Усадьба Кремнистый Склон сейчас принадлежала Асольву – побочному сыну Фрейвида, которого тот до своей смерти так и не успел узаконить, из-за чего Асольва теперь прозвали Непризнанным. Но за прошедшие годы он утвердился в своих правах, хоть и не вполне законных: других наследников у мятежного хёвдинга не осталось, а чужие не смели посягать на старинное владение, такой тесной и загадочной связью связанное с великаньим святилищем Стоячие Камни. Асольв с радостью принимал всякого: оживление в усадьбе казалось предвестием будущего оживления по всему Квиттингу.
Ингвида Синеглазого Асольв посадил на почетное гостевое место, а Вигмар Лисица устроился прямо возле очага, на маленьком чурбачке.
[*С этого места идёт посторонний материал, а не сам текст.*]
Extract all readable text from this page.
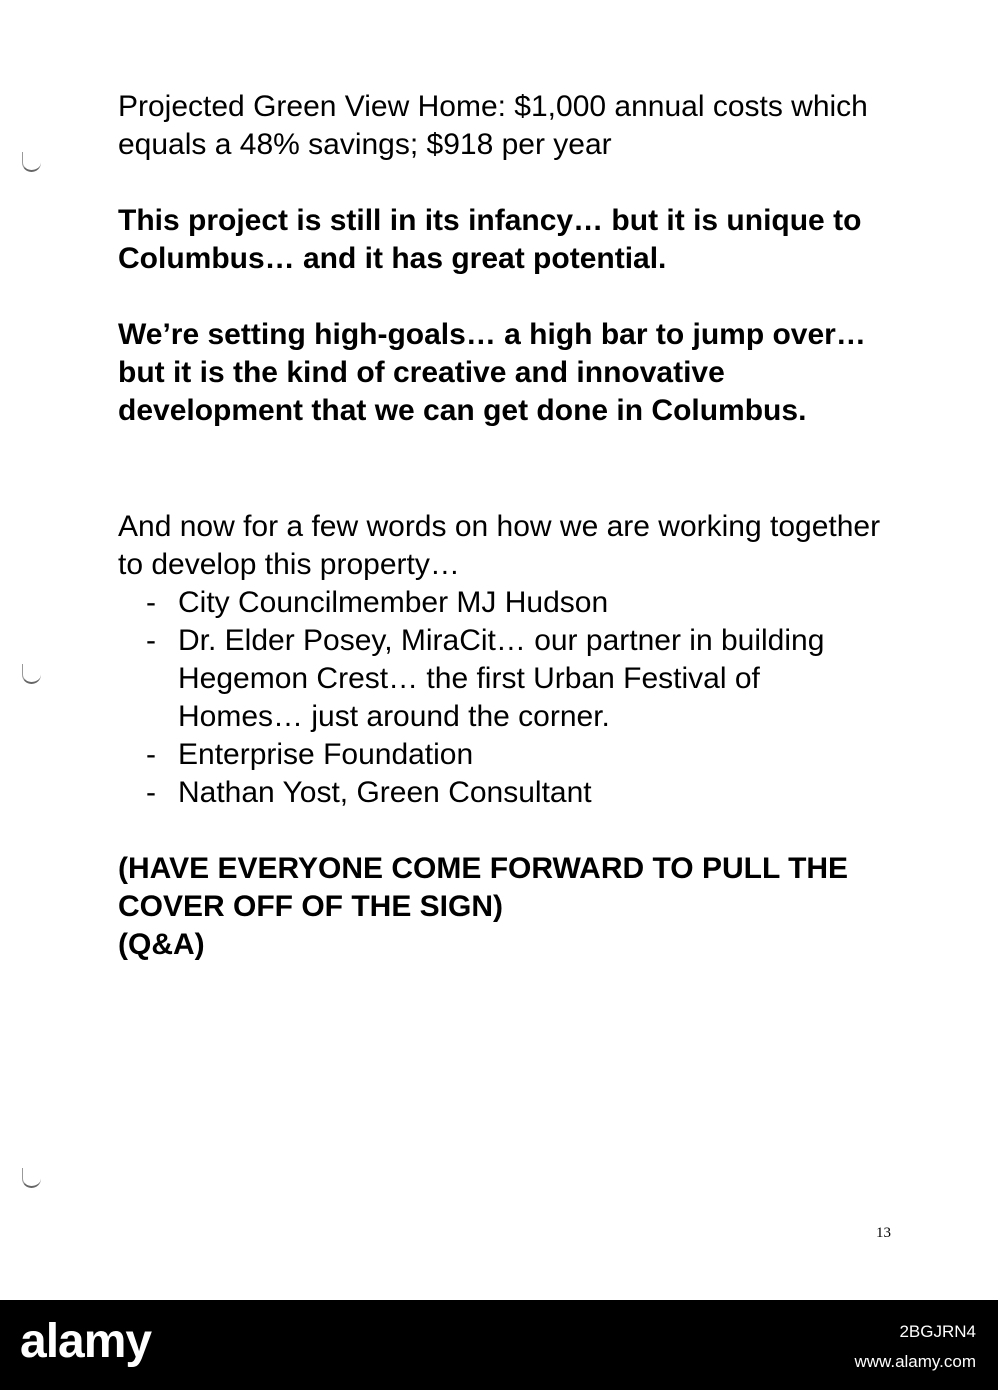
Projected Green View Home: $1,000 annual costs which equals a 48% savings; $918 per year

This project is still in its infancy… but it is unique to Columbus… and it has great potential.

We’re setting high-goals… a high bar to jump over… but it is the kind of creative and innovative development that we can get done in Columbus.

And now for a few words on how we are working together to develop this property…

- City Councilmember MJ Hudson
- Dr. Elder Posey, MiraCit… our partner in building Hegemon Crest… the first Urban Festival of Homes… just around the corner.
- Enterprise Foundation
- Nathan Yost, Green Consultant

(HAVE EVERYONE COME FORWARD TO PULL THE COVER OFF OF THE SIGN)

(Q&A)

13
alamy	2BGJRN4
www.alamy.com
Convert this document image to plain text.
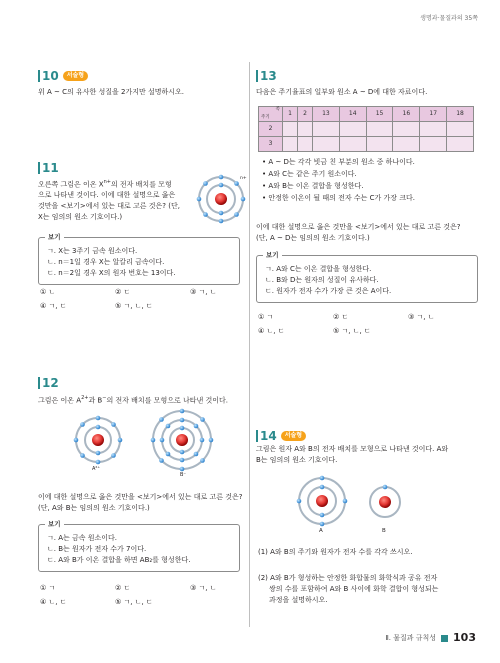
생명과·물질과의 35쪽
10	서술형
위 A ~ C의 유사한 성질을 2가지만 설명하시오.
11
오른쪽 그림은 이온 $X^{n+}$의 전자 배치를 모형
으로 나타낸 것이다. 이에 대한 설명으로 옳은
것만을 <보기>에서 있는 대로 고른 것은? (단,
X는 임의의 원소 기호이다.)
n+
보기
ㄱ. X는 3주기 금속 원소이다.
ㄴ. n＝1일 경우 X는 알칼리 금속이다.
ㄷ. n＝2일 경우 X의 원자 번호는 13이다.
① ㄴ	② ㄷ	③ ㄱ, ㄴ
④ ㄱ, ㄷ	⑤ ㄱ, ㄴ, ㄷ
12
그림은 이온 $A^{2+}$과 B−의 전자 배치를 모형으로 나타낸 것이다.
A²⁺
B⁻
이에 대한 설명으로 옳은 것만을 <보기>에서 있는 대로 고른 것은?
(단, A와 B는 임의의 원소 기호이다.)
보기
ㄱ. A는 금속 원소이다.
ㄴ. B는 원자가 전자 수가 7이다.
ㄷ. A와 B가 이온 결합을 하면 AB₂를 형성한다.
① ㄱ	② ㄷ	③ ㄱ, ㄴ
④ ㄴ, ㄷ	⑤ ㄱ, ㄴ, ㄷ
13
다음은 주기율표의 일부와 원소 A ~ D에 대한 자료이다.
족
주기	1	2	13	14	15	16	17	18
2								
3								
• A ~ D는 각각 빗금 친 부분의 원소 중 하나이다.
• A와 C는 같은 주기 원소이다.
• A와 B는 이온 결합을 형성한다.
• 안정한 이온이 될 때의 전자 수는 C가 가장 크다.
이에 대한 설명으로 옳은 것만을 <보기>에서 있는 대로 고른 것은?
(단, A ~ D는 임의의 원소 기호이다.)
보기
ㄱ. A와 C는 이온 결합을 형성한다.
ㄴ. B와 D는 원자의 성질이 유사하다.
ㄷ. 원자가 전자 수가 가장 큰 것은 A이다.
① ㄱ	② ㄷ	③ ㄱ, ㄴ
④ ㄴ, ㄷ	⑤ ㄱ, ㄴ, ㄷ
14	서술형
그림은 원자 A와 B의 전자 배치를 모형으로 나타낸 것이다. A와
B는 임의의 원소 기호이다.
A	B
(1) A와 B의 주기와 원자가 전자 수를 각각 쓰시오.
(2) A와 B가 형성하는 안정한 화합물의 화학식과 공유 전자
쌍의 수를 포함하여 A와 B 사이에 화학 결합이 형성되는
과정을 설명하시오.
Ⅱ. 물질과 규칙성 103
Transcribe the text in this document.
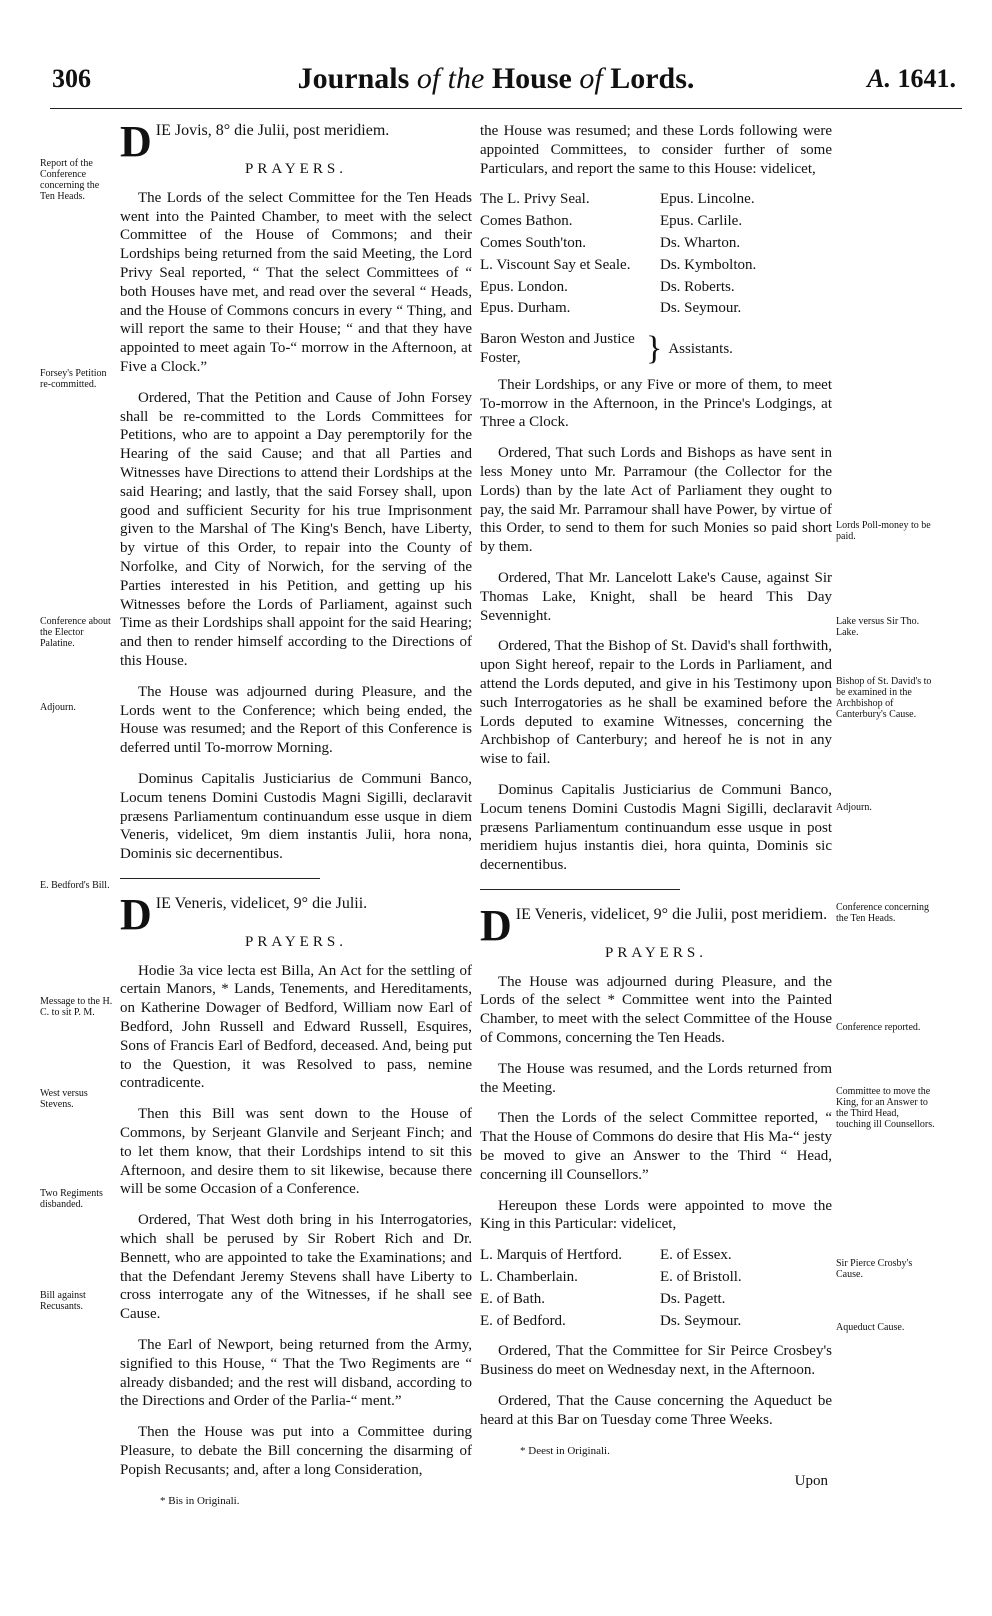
306	Journals of the House of Lords.	A. 1641.
Report of the Conference concerning the Ten Heads.
Forsey's Petition re-committed.
Conference about the Elector Palatine.
Adjourn.
E. Bedford's Bill.
Message to the H. C. to sit P. M.
West versus Stevens.
Two Regiments disbanded.
Bill against Recusants.
D IE Jovis, 8° die Julii, post meridiem.
PRAYERS.

The Lords of the select Committee for the Ten Heads went into the Painted Chamber, to meet with the select Committee of the House of Commons; and their Lordships being returned from the said Meeting, the Lord Privy Seal reported, “ That the select Committees of “ both Houses have met, and read over the several “ Heads, and the House of Commons concurs in every “ Thing, and will report the same to their House; “ and that they have appointed to meet again To-“ morrow in the Afternoon, at Five a Clock.”

Ordered, That the Petition and Cause of John Forsey shall be re-committed to the Lords Committees for Petitions, who are to appoint a Day peremptorily for the Hearing of the said Cause; and that all Parties and Witnesses have Directions to attend their Lordships at the said Hearing; and lastly, that the said Forsey shall, upon good and sufficient Security for his true Imprisonment given to the Marshal of The King's Bench, have Liberty, by virtue of this Order, to repair into the County of Norfolke, and City of Norwich, for the serving of the Parties interested in his Petition, and getting up his Witnesses before the Lords of Parliament, against such Time as their Lordships shall appoint for the said Hearing; and then to render himself according to the Directions of this House.

The House was adjourned during Pleasure, and the Lords went to the Conference; which being ended, the House was resumed; and the Report of this Conference is deferred until To-morrow Morning.

Dominus Capitalis Justiciarius de Communi Banco, Locum tenens Domini Custodis Magni Sigilli, declaravit præsens Parliamentum continuandum esse usque in diem Veneris, videlicet, 9m diem instantis Julii, hora nona, Dominis sic decernentibus.

D IE Veneris, videlicet, 9° die Julii.
PRAYERS.

Hodie 3a vice lecta est Billa, An Act for the settling of certain Manors, * Lands, Tenements, and Hereditaments, on Katherine Dowager of Bedford, William now Earl of Bedford, John Russell and Edward Russell, Esquires, Sons of Francis Earl of Bedford, deceased. And, being put to the Question, it was Resolved to pass, nemine contradicente.

Then this Bill was sent down to the House of Commons, by Serjeant Glanvile and Serjeant Finch; and to let them know, that their Lordships intend to sit this Afternoon, and desire them to sit likewise, because there will be some Occasion of a Conference.

Ordered, That West doth bring in his Interrogatories, which shall be perused by Sir Robert Rich and Dr. Bennett, who are appointed to take the Examinations; and that the Defendant Jeremy Stevens shall have Liberty to cross interrogate any of the Witnesses, if he shall see Cause.

The Earl of Newport, being returned from the Army, signified to this House, “ That the Two Regiments are “ already disbanded; and the rest will disband, according to the Directions and Order of the Parlia-“ ment.”

Then the House was put into a Committee during Pleasure, to debate the Bill concerning the disarming of Popish Recusants; and, after a long Consideration,

* Bis in Originali.

the House was resumed; and these Lords following were appointed Committees, to consider further of some Particulars, and report the same to this House: videlicet,

The L. Privy Seal.	Epus. Lincolne.
Comes Bathon.	Epus. Carlile.
Comes South'ton.	Ds. Wharton.
L. Viscount Say et Seale.	Ds. Kymbolton.
Epus. London.	Ds. Roberts.
Epus. Durham.	Ds. Seymour.
Baron Weston and Justice Foster,	} Assistants.

Their Lordships, or any Five or more of them, to meet To-morrow in the Afternoon, in the Prince's Lodgings, at Three a Clock.

Ordered, That such Lords and Bishops as have sent in less Money unto Mr. Parramour (the Collector for the Lords) than by the late Act of Parliament they ought to pay, the said Mr. Parramour shall have Power, by virtue of this Order, to send to them for such Monies so paid short by them.

Ordered, That Mr. Lancelott Lake's Cause, against Sir Thomas Lake, Knight, shall be heard This Day Sevennight.

Ordered, That the Bishop of St. David's shall forthwith, upon Sight hereof, repair to the Lords in Parliament, and attend the Lords deputed, and give in his Testimony upon such Interrogatories as he shall be examined before the Lords deputed to examine Witnesses, concerning the Archbishop of Canterbury; and hereof he is not in any wise to fail.

Dominus Capitalis Justiciarius de Communi Banco, Locum tenens Domini Custodis Magni Sigilli, declaravit præsens Parliamentum continuandum esse usque in post meridiem hujus instantis diei, hora quinta, Dominis sic decernentibus.

D IE Veneris, videlicet, 9° die Julii, post meridiem.
PRAYERS.

The House was adjourned during Pleasure, and the Lords of the select * Committee went into the Painted Chamber, to meet with the select Committee of the House of Commons, concerning the Ten Heads.

The House was resumed, and the Lords returned from the Meeting.

Then the Lords of the select Committee reported, “ That the House of Commons do desire that His Ma-“ jesty be moved to give an Answer to the Third “ Head, concerning ill Counsellors.”

Hereupon these Lords were appointed to move the King in this Particular: videlicet,

L. Marquis of Hertford.	E. of Essex.
L. Chamberlain.	E. of Bristoll.
E. of Bath.	Ds. Pagett.
E. of Bedford.	Ds. Seymour.

Ordered, That the Committee for Sir Peirce Crosbey's Business do meet on Wednesday next, in the Afternoon.

Ordered, That the Cause concerning the Aqueduct be heard at this Bar on Tuesday come Three Weeks.

* Deest in Originali.
Upon
Lords Poll-money to be paid.
Lake versus Sir Tho. Lake.
Bishop of St. David's to be examined in the Archbishop of Canterbury's Cause.
Adjourn.
Conference concerning the Ten Heads.
Conference reported.
Committee to move the King, for an Answer to the Third Head, touching ill Counsellors.
Sir Pierce Crosby's Cause.
Aqueduct Cause.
Он был незнатного рода, но так уважал сам себя, что даже столь скромное место не могло его унизить. Его рыжие волосы, заплетенные в пятнадцать тонких кос и связанные на шее в хвост, его золоченое копье, которое он неизменно клал рядом с собой, сразу бросались в глаза. В наполненной людьми гриднице Вигмар казался не человеком, а живым огнем, принявшим для удобства людской облик. Ему исполнилось только двадцать восемь лет, а он выглядел как один из Светлых Асов, вечно юных, но зрелых каждый в своей сути. Сутью Вигмара Лисицы была бодрость, сила, готовность постоять за себя и за свое. Он воплощал в себе дух Квиттинга, собравшийся с силами для мести, и при взгляде на него каждого наполняла уверенность, что победа возможна и близка. И странный его спутник – тонкононогий карлик с вытаращенными глазами и длинными троллиными ушами, что остался вместе с лошадьми в конюшне, не пожелав зайти даже в кухню, – наводил на мысли о таких возможностях Вигмара, какие недоступны даже знатному Ингвиду сыну Борга, родичу конунга.
– Я объехал южные рубежи Медного Леса и восток до самого побережья, до владений Хельги Птичьего Носа, – рассказывал Ингвид. – На восточное побережья я не ездил, но говорят, что там никто не пойдет воевать.
– Это верно! – насмешливо подхватил Вигмар. – Я там побывал кое-где. На востоке все предпочитают прятаться за спину слэттов. Восточное побережье думает, что Хеймир ярл спрятал их в рукаве от Гибели Богов*. Восток – уже не наш, потому что наши беды и наших врагов он за своих не признает. Он отрезал себе собственный кусочек счастья, а для нас он все равно что мертвый.
– Так же, как и Север, – негромко заметил Хёгстейн, брат погибшего Ингстейна Осинового Шеста, бывшего хёвдинга Квиттингского Севера.
Многие оглянулись, услышав его тихий голос. В какой-то из давних битв Хёгстейн потерял правую руку и за это был прозван Маленьким Тюром[13]. Из-за своего увечья он не мог больше драться, но ему пришлось собирать все остатки людей Квиттингского Севера, направлять их и воодушевлять, и все виденные беды навек затенили его лицо горькой усталостью.
– На Север рассчитывать нечего, – продолжал он. – Там на наших землях хозяйничают рауды Бьяртмара конунга. Те из бондов, кто там остались, не пойдут с нами. Новые хозяева позволили им сохранить свои земельные клочки и собирают те же подати, что собирали мы. Бонды не захотят потерять последнее имущество и саму жизнь.
– Чего еще ждать от всякой безродной швали! – презрительно бросил Донгельд Меднолобый, последний вождь западных квиттов после Фрейвида Огниво и Вальгаута Кукушки, погибших еще в первый год войны. Меднолобым его прозвали за то, что он постоянно носил шлем с медной оковкой. Благодаря этому шлему, неизменно начищенному до яркого блеска, Донгельда легко было узнать и в битве, и в толпе. – Им бы только шкуру спасти!
– А если у них ничего нет, кроме шкуры? – с вызовом ответил ему Вигмар. Спесь древних родов злила его. – Знатный хёльд может собрать свое добро и дружину, уйти и построить новый дом на новом месте. А нет – так погибнуть с честью и попасть в Валхаллу*. А бонд не может ни того, ни другого. У него только и есть, что жизнь да жена с детьми. Нечестно презирать его за то, что он хочет сохранить свое единственное достояние.
– Я и говорю: надеяться не на кого, – ответил Донгельд. Он не хотел затевать ссору с рыжим «хёвдингом Медного Леса», у которого в проводниках состоял живой тролль.